Judging from the rather histrionic tone of the first trailer for the final, two-part instalment of the Harry Potter series, you’d think we were about to witness the second coming of Dumbledore, rather than the finale of an extremely hit and miss series which, for me, has rarely succeeded in capturing the magic of the books. David Yates has done a reasonable, if workmanlike job of the last two Potter films, but the high point was surely Alfonso Cuarón’s stylish Prisoner of Azkaban, and it’s unlikely that anything’s going to change that now that the series is into its final straight.
Nevertheless, Deathly Hallows looks intense and dark in tone, fittingly for a film that takes place after the death of Potter’s mentor, and mostly outside the usual comforting surroundings of Hogwarts School of Witchcraft and Wizardry. I remember that being the strangest part of reading JK Rowling’s book – like an instalment of EastEnders that doesn’t take place in Albert Square.

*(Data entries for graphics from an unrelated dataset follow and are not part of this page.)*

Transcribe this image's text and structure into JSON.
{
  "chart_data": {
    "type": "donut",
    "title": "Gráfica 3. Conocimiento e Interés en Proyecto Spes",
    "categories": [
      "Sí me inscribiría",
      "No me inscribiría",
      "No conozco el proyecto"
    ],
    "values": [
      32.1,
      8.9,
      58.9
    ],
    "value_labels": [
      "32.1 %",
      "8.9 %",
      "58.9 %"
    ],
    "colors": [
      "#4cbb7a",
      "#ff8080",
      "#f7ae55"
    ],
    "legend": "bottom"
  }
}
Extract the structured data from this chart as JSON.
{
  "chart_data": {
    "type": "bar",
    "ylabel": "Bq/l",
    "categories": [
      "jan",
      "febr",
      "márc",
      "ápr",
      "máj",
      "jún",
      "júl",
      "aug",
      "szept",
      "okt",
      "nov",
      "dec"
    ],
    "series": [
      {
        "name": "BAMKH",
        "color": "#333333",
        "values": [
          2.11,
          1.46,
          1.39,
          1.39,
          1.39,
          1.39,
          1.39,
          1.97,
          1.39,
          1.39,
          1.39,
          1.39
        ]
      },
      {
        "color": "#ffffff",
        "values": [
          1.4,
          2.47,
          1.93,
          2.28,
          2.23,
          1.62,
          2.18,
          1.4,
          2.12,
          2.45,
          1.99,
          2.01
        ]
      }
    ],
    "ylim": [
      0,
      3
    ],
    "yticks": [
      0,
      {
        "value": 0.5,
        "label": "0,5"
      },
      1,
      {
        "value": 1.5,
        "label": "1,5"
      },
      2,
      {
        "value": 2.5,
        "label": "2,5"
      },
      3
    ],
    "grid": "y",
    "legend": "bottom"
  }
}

It’s the old “jump the shark” rule again, isn’t it? Yet funnily enough, it might just be that Hallows benefits from escaping its usual surroundings in a way in which Fonzie et al famously did not. Part of the problem with the Potter series on film is that it has been too safe, too restricted by the spectacular success of its source material, and too fearful of upsetting the legions of fans by deviating from it. Maybe now that the familiar formula has been dispensed with, Yates can conjure up a brace of films with some genuine identity to them. As it nears its finale, is it time to give the series one more chance?